Chapter 14
The agonizing screams from the lower levels cut out abruptly, replaced by the cold, mechanical chime of the
system voice.
[Initial Players: 30. Surviving Players: 5.]
Only five left?
I exchanged a grim look with the two rookies beside me.
One was Tiffany, the fragile student who had been sobbing in the lobby when we first arrived.
Including the three of us, that meant only two other people were left alive between the ninth and first floors.
A dark premonition churned in my gut as I checked my phone, but the group chat remained silent as the
grave.
I took point, with Tiffany trembling at my heels and the gym rat guarding our rear. We crept down the
stairwell with bated breath.
An invisible force field slammed down over us the moment my foot touched the landing of the ninth floor.
A man and a woman stepped out from the shadows. They brandished glowing, high-tech firearms, their faces twisted into arrogant sneers.
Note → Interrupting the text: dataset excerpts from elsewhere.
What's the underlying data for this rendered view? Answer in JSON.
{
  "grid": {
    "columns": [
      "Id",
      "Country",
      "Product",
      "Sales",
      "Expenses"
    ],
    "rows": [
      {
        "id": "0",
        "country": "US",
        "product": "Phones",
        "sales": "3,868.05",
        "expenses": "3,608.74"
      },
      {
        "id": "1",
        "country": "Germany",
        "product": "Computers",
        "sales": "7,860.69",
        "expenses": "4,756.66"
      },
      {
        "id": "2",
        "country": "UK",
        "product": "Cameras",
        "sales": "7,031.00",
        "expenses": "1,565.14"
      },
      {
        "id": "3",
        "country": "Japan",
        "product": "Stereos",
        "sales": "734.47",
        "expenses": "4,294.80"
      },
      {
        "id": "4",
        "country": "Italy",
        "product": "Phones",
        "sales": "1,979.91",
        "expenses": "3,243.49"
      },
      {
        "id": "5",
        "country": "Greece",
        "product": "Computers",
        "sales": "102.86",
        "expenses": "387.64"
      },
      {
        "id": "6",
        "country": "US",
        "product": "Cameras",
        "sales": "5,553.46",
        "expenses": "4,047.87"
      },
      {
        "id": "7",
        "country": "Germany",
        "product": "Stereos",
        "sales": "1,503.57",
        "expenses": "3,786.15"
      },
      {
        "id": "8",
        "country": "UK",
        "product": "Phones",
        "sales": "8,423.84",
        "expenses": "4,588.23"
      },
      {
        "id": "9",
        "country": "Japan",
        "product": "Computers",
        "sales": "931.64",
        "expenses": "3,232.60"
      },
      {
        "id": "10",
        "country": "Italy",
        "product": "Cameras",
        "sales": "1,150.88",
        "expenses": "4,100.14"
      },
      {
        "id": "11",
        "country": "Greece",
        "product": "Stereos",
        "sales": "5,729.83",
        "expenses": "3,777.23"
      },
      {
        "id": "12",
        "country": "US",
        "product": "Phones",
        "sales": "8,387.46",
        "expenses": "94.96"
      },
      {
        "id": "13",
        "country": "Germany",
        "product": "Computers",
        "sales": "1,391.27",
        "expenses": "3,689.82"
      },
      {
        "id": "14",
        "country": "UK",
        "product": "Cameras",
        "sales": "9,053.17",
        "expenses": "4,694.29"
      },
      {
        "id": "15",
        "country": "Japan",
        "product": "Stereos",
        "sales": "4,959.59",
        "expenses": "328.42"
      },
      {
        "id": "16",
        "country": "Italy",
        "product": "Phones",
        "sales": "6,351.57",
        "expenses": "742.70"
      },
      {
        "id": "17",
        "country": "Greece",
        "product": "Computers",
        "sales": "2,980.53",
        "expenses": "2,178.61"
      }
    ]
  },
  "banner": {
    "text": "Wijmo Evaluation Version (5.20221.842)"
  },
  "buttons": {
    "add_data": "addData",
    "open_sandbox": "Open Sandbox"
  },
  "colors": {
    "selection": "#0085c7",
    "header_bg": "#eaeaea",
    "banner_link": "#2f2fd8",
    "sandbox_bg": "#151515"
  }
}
“Hand over every Visitor Pass you have.”
“Do it now, or we’ll gut you just like those idiots downstairs.”
It was Scarlett and Justin.
They had been playing us from the very beginning, acting like veteran guides to earn our trust.
Scarlett had messaged me with advice earlier, but she had conveniently omitted the most crucial part of the
strategy.
Arthur had not died in vain, but his legacy was darker than I realized.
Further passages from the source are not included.